Cuando las consecuencias físicas de esta arquitectura se vuelven innegables, Silicon Valley recurre a una estrategia altamente sofisticada de culpabilidad distribuida.

Tras la revelación pública de la integración de Claude en los sistemas de ataque que afectaron a Minab, el director ejecutivo de Anthropic, Dario Amodei, a quien se ha calificado falsamente de "ético" debido a desacuerdos menores con la administración Trump, mostró una indiferencia sociopática durante una entrevista con Bloomberg.

Durante la entrevista, Amodei restó importancia a la horrible masacre, afirmando que el ataque no violó las estrictas líneas rojas éticas de su empresa porque un ser humano tomó la decisión final de disparar, tratando de forma reduccionista una catástrofe civil como un desafortunado error estadístico.

Amodei ejemplificó el máximo engaño moral de la élite tecnológica. Sabiendo que diseñan los bucles de optimización, consiguen contratos militares multimillonarios y construyen las fábricas de datos, claman inocencia absoluta en el momento en que se aprieta el gatillo.

Los consejos de administración liberales de California siguen adornados con lemas progresistas, pero su infraestructura en la nube ha financiado el Holocausto de nuestro tiempo.

Amazon y Google, a través de su contrato conjunto del Proyecto Nimbus, han proporcionado la infraestructura básica en la nube que ha permitido cartografiar los paisajes civiles de Gaza, mientras que Microsoft Azure ha almacenado transmisiones de vigilancia masiva y ha reprimido la disidencia interna de los empleados con respecto a estas operaciones.

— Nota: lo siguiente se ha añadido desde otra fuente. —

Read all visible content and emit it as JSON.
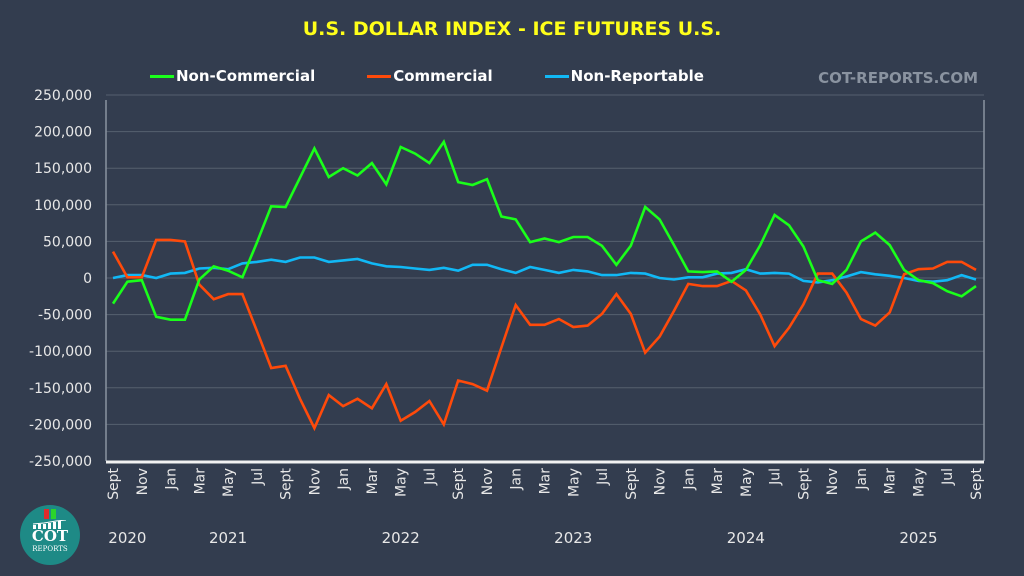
{
  "watermark": "COT-REPORTS.COM",
  "logo": {
    "text": "COT",
    "subtext": "REPORTS"
  },
  "chart_data": {
    "type": "line",
    "title": "U.S. DOLLAR INDEX - ICE FUTURES U.S.",
    "xlabel": "",
    "ylabel": "",
    "ylim": [
      -250000,
      250000
    ],
    "yticks": [
      250000,
      200000,
      150000,
      100000,
      50000,
      0,
      -50000,
      -100000,
      -150000,
      -200000,
      -250000
    ],
    "ytick_labels": [
      "250,000",
      "200,000",
      "150,000",
      "100,000",
      "50,000",
      "0",
      "-50,000",
      "-100,000",
      "-150,000",
      "-200,000",
      "-250,000"
    ],
    "grid": true,
    "legend_position": "top-left",
    "x_tick_labels": [
      "Sept",
      "Nov",
      "Jan",
      "Mar",
      "May",
      "Jul",
      "Sept",
      "Nov",
      "Jan",
      "Mar",
      "May",
      "Jul",
      "Sept",
      "Nov",
      "Jan",
      "Mar",
      "May",
      "Jul",
      "Sept",
      "Nov",
      "Jan",
      "Mar",
      "May",
      "Jul",
      "Sept",
      "Nov",
      "Jan",
      "Mar",
      "May",
      "Jul",
      "Sept"
    ],
    "year_labels": [
      {
        "label": "2020",
        "month_index": 1
      },
      {
        "label": "2021",
        "month_index": 8
      },
      {
        "label": "2022",
        "month_index": 20
      },
      {
        "label": "2023",
        "month_index": 32
      },
      {
        "label": "2024",
        "month_index": 44
      },
      {
        "label": "2025",
        "month_index": 56
      }
    ],
    "x_start": "2020-09",
    "x_end": "2025-09",
    "x_interval": "monthly",
    "series": [
      {
        "name": "Non-Commercial",
        "color": "#1aff1a",
        "values": [
          -35000,
          -5000,
          -3000,
          -53000,
          -57000,
          -57000,
          -2000,
          16000,
          10000,
          1000,
          48000,
          98000,
          97000,
          137000,
          177000,
          138000,
          150000,
          140000,
          157000,
          128000,
          179000,
          170000,
          157000,
          186000,
          131000,
          127000,
          135000,
          84000,
          80000,
          49000,
          54000,
          49000,
          56000,
          56000,
          44000,
          18000,
          44000,
          97000,
          80000,
          45000,
          9000,
          8000,
          9000,
          -5000,
          11000,
          45000,
          86000,
          72000,
          43000,
          -3000,
          -8000,
          11000,
          50000,
          62000,
          45000,
          11000,
          -3000,
          -7000,
          -18000,
          -25000,
          -11000
        ]
      },
      {
        "name": "Commercial",
        "color": "#ff4a0a",
        "values": [
          36000,
          1000,
          1000,
          52000,
          52000,
          50000,
          -9000,
          -29000,
          -22000,
          -22000,
          -72000,
          -123000,
          -120000,
          -165000,
          -205000,
          -160000,
          -175000,
          -165000,
          -178000,
          -145000,
          -195000,
          -183000,
          -168000,
          -200000,
          -140000,
          -145000,
          -154000,
          -95000,
          -37000,
          -64000,
          -64000,
          -56000,
          -67000,
          -65000,
          -49000,
          -22000,
          -49000,
          -102000,
          -80000,
          -45000,
          -8000,
          -11000,
          -11000,
          -4000,
          -17000,
          -50000,
          -93000,
          -68000,
          -36000,
          6000,
          6000,
          -20000,
          -56000,
          -65000,
          -47000,
          5000,
          12000,
          13000,
          22000,
          22000,
          11000
        ]
      },
      {
        "name": "Non-Reportable",
        "color": "#11b8f5",
        "values": [
          0,
          4000,
          4000,
          0,
          6000,
          7000,
          13000,
          14000,
          12000,
          20000,
          22000,
          25000,
          22000,
          28000,
          28000,
          22000,
          24000,
          26000,
          20000,
          16000,
          15000,
          13000,
          11000,
          14000,
          10000,
          18000,
          18000,
          12000,
          7000,
          15000,
          11000,
          7000,
          11000,
          9000,
          4000,
          4000,
          7000,
          6000,
          0,
          -2000,
          1000,
          1000,
          6000,
          7000,
          12000,
          6000,
          7000,
          6000,
          -4000,
          -6000,
          -3000,
          2000,
          8000,
          5000,
          3000,
          0,
          -4000,
          -5000,
          -3000,
          4000,
          -2000
        ]
      }
    ]
  }
}
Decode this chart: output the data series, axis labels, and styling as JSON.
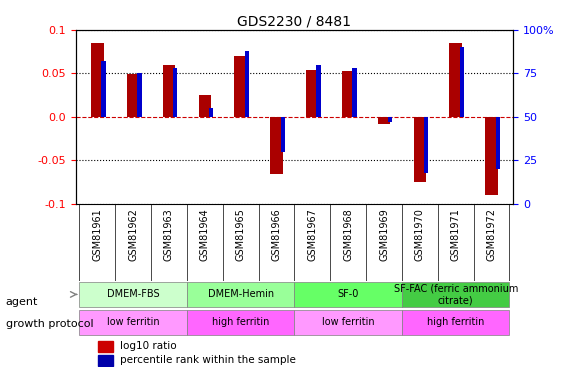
{
  "title": "GDS2230 / 8481",
  "samples": [
    "GSM81961",
    "GSM81962",
    "GSM81963",
    "GSM81964",
    "GSM81965",
    "GSM81966",
    "GSM81967",
    "GSM81968",
    "GSM81969",
    "GSM81970",
    "GSM81971",
    "GSM81972"
  ],
  "log10_ratio": [
    0.085,
    0.049,
    0.06,
    0.025,
    0.07,
    -0.065,
    0.054,
    0.053,
    -0.008,
    -0.075,
    0.085,
    -0.09
  ],
  "percentile_rank": [
    82,
    75,
    78,
    55,
    88,
    30,
    80,
    78,
    47,
    18,
    90,
    20
  ],
  "ylim": [
    -0.1,
    0.1
  ],
  "yticks_left": [
    -0.1,
    -0.05,
    0.0,
    0.05,
    0.1
  ],
  "yticks_right": [
    0,
    25,
    50,
    75,
    100
  ],
  "agent_groups": [
    {
      "label": "DMEM-FBS",
      "start": 0,
      "end": 3,
      "color": "#ccffcc"
    },
    {
      "label": "DMEM-Hemin",
      "start": 3,
      "end": 6,
      "color": "#99ff99"
    },
    {
      "label": "SF-0",
      "start": 6,
      "end": 9,
      "color": "#66ff66"
    },
    {
      "label": "SF-FAC (ferric ammonium\ncitrate)",
      "start": 9,
      "end": 12,
      "color": "#44cc44"
    }
  ],
  "growth_groups": [
    {
      "label": "low ferritin",
      "start": 0,
      "end": 3,
      "color": "#ff99ff"
    },
    {
      "label": "high ferritin",
      "start": 3,
      "end": 6,
      "color": "#ff66ff"
    },
    {
      "label": "low ferritin",
      "start": 6,
      "end": 9,
      "color": "#ff99ff"
    },
    {
      "label": "high ferritin",
      "start": 9,
      "end": 12,
      "color": "#ff66ff"
    }
  ],
  "bar_color": "#aa0000",
  "pct_color": "#0000cc",
  "legend_bar_color": "#cc0000",
  "legend_pct_color": "#0000aa",
  "grid_color": "#000000",
  "zero_line_color": "#cc0000",
  "label_agent": "agent",
  "label_growth": "growth protocol",
  "legend_log10": "log10 ratio",
  "legend_pct": "percentile rank within the sample"
}
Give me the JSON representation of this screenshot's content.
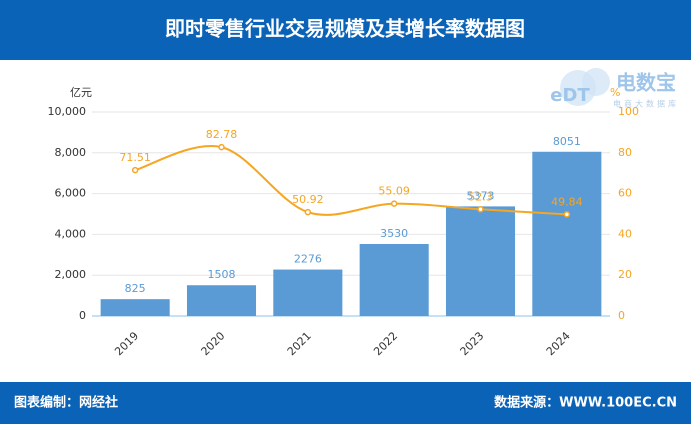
{
  "header": {
    "title": "即时零售行业交易规模及其增长率数据图"
  },
  "logo": {
    "brand": "eDT",
    "name": "电数宝",
    "tagline": "电商大数据库"
  },
  "chart_data": {
    "type": "bar-line",
    "ylabel": "亿元",
    "y2label": "%",
    "categories": [
      "2019",
      "2020",
      "2021",
      "2022",
      "2023",
      "2024"
    ],
    "series": [
      {
        "type": "bar",
        "color": "#5b9bd5",
        "values": [
          825,
          1508,
          2276,
          3530,
          5373,
          8051
        ]
      },
      {
        "type": "line",
        "axis": "y2",
        "color": "#f5a623",
        "values": [
          71.51,
          82.78,
          50.92,
          55.09,
          52.3,
          49.84
        ]
      }
    ],
    "ylim": [
      0,
      10000
    ],
    "yticks": [
      0,
      {
        "value": 2000,
        "label": "2,000"
      },
      {
        "value": 4000,
        "label": "4,000"
      },
      {
        "value": 6000,
        "label": "6,000"
      },
      {
        "value": 8000,
        "label": "8,000"
      },
      {
        "value": 10000,
        "label": "10,000"
      }
    ],
    "y2lim": [
      0,
      100
    ],
    "y2ticks": [
      0,
      20,
      40,
      60,
      80,
      100
    ],
    "grid": true
  },
  "footer": {
    "left": "图表编制：网经社",
    "right": "数据来源：WWW.100EC.CN"
  }
}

Todo el sistema está diseñado para dispersar la responsabilidad hasta que la culpa se evapore por completo.

El proveedor de datos culpa al modelo, el creador del modelo señala al integrador de la plataforma, el integrador remite la responsabilidad al mando militar y los militares culpan a un error de la base de datos.

Mientras tanto, niños inocentes son masacrados por un imperio automatizado que valora la velocidad de cálculo por encima de la vida humana.

El golem funciona exactamente como lo concibieron sus creadores, haciendo que el asesinato en masa sea sencillo, rentable y totalmente anónimo.